Paul Magee - Imprisonment in England

Imprisonment in England

On 31 March 1993 Magee was found guilty of the murder of Special Constable Goodman and the attempted murder of three other police officers, and sentenced to life imprisonment. O'Brien was found guilty of attempted murder and received an eighteen-year sentence. On 9 September 1994 Magee and five other prisoners, including Danny McNamee, escaped from HM Prison Whitemoor. The prisoners, in possession of two guns that had been smuggled into the prison, scaled the prison walls using knotted sheets. A guard was shot and wounded during the escape, and the prisoners were captured after being chased across fields by guards and the police. In 1996 Magee staged a dirty protest in HM Prison Belmarsh, in protest at glass screens separating prisoners from their relatives during visits. Magee had refused to accept visits from his wife and five children for two years, prompting Sinn Féin to accuse the British government of maintaining "a worsening regime that is damaging physically and psychologically". In January 1997 Magee and the other five escapees from Whitemoor were on trial on charges relating to the escape for a second time, four months earlier the first trial had been stopped because of prejudicial publicity.
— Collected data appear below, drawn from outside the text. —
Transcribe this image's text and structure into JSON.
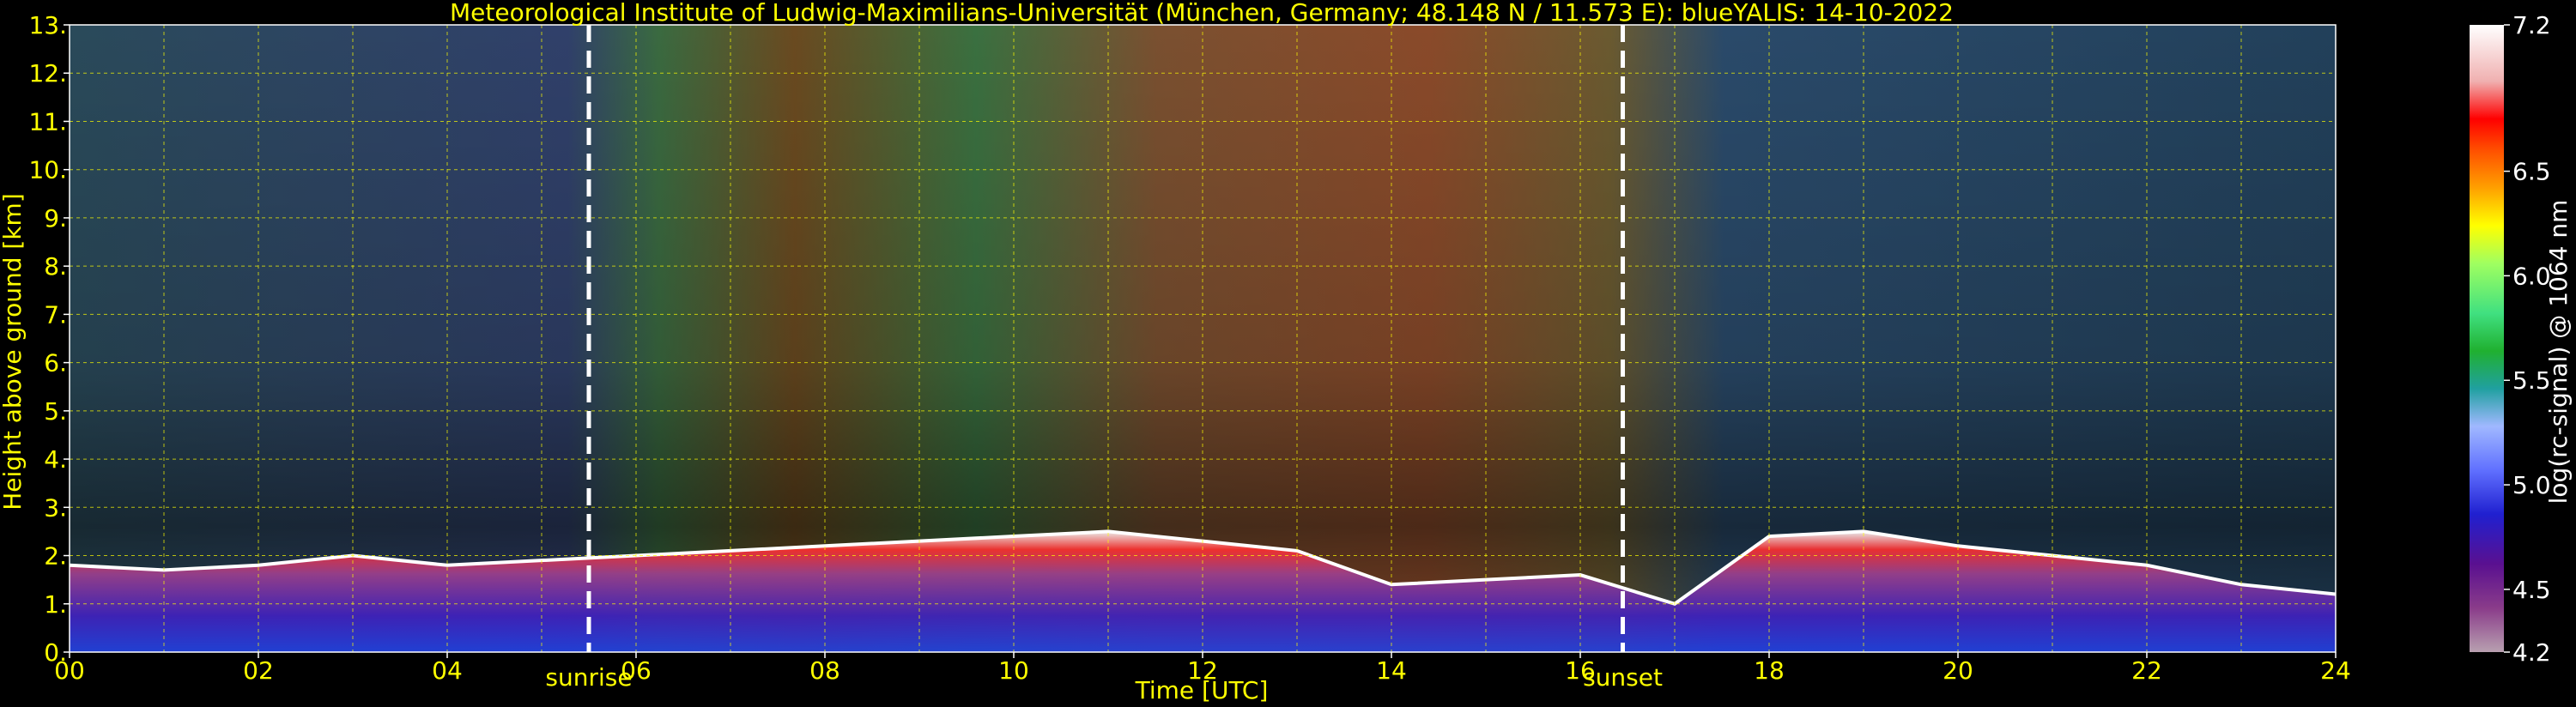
{
  "chart_data": {
    "type": "heatmap",
    "title": "Meteorological Institute of Ludwig-Maximilians-Universität (München, Germany; 48.148 N / 11.573 E):    blueYALIS: 14-10-2022",
    "xlabel": "Time [UTC]",
    "ylabel": "Height above ground [km]",
    "colorbar_label": "log(rc-signal) @ 1064 nm",
    "xlim": [
      0,
      24
    ],
    "ylim": [
      0,
      13
    ],
    "clim": [
      4.2,
      7.2
    ],
    "grid": true,
    "x_ticks": [
      0,
      2,
      4,
      6,
      8,
      10,
      12,
      14,
      16,
      18,
      20,
      22,
      24
    ],
    "x_tick_labels": [
      "00",
      "02",
      "04",
      "06",
      "08",
      "10",
      "12",
      "14",
      "16",
      "18",
      "20",
      "22",
      "24"
    ],
    "y_ticks": [
      0,
      1,
      2,
      3,
      4,
      5,
      6,
      7,
      8,
      9,
      10,
      11,
      12,
      13
    ],
    "y_tick_labels": [
      "0.",
      "1.",
      "2.",
      "3.",
      "4.",
      "5.",
      "6.",
      "7.",
      "8.",
      "9.",
      "10.",
      "11.",
      "12.",
      "13."
    ],
    "colorbar_ticks": [
      4.2,
      4.5,
      5.0,
      5.5,
      6.0,
      6.5,
      7.2
    ],
    "colorbar_tick_labels": [
      "4.2",
      "4.5",
      "5.0",
      "5.5",
      "6.0",
      "6.5",
      "7.2"
    ],
    "markers": [
      {
        "label": "sunrise",
        "x": 5.5
      },
      {
        "label": "sunset",
        "x": 16.45
      }
    ],
    "boundary_layer_top_km": [
      [
        0,
        1.8
      ],
      [
        1,
        1.7
      ],
      [
        2,
        1.8
      ],
      [
        3,
        2.0
      ],
      [
        4,
        1.8
      ],
      [
        5,
        1.9
      ],
      [
        6,
        2.0
      ],
      [
        7,
        2.1
      ],
      [
        8,
        2.2
      ],
      [
        9,
        2.3
      ],
      [
        10,
        2.4
      ],
      [
        11,
        2.5
      ],
      [
        12,
        2.3
      ],
      [
        13,
        2.1
      ],
      [
        14,
        1.4
      ],
      [
        15,
        1.5
      ],
      [
        16,
        1.6
      ],
      [
        17,
        1.0
      ],
      [
        18,
        2.4
      ],
      [
        19,
        2.5
      ],
      [
        20,
        2.2
      ],
      [
        21,
        2.0
      ],
      [
        22,
        1.8
      ],
      [
        23,
        1.4
      ],
      [
        24,
        1.2
      ]
    ],
    "colors": {
      "text": "#ffff00",
      "grid": "#ffff00",
      "background": "#000000",
      "colormap": [
        "#b8a0b0",
        "#8a3c8a",
        "#5a1090",
        "#2020d0",
        "#6070ff",
        "#a0b8ff",
        "#20a0a0",
        "#20b030",
        "#40e080",
        "#a0ff60",
        "#ffff00",
        "#ffa000",
        "#ff5000",
        "#ff0000",
        "#f0b0b0",
        "#ffffff"
      ]
    }
  }
}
Lawyers for the defendants successfully argued that an article in the Evening Standard prejudiced the trial as it contained photographs of Magee and two other defendants and described them as "terrorists", as an order had been made at the start of the trial preventing any reference to the background and previous convictions of the defendants. Despite the judge saying the evidence against the defendants was "very strong", he dismissed the case stating "What I have done is the only thing I can do in the circumstances. The law for these defendants is the same law for everyone else. They are entitled to that, whatever they have done".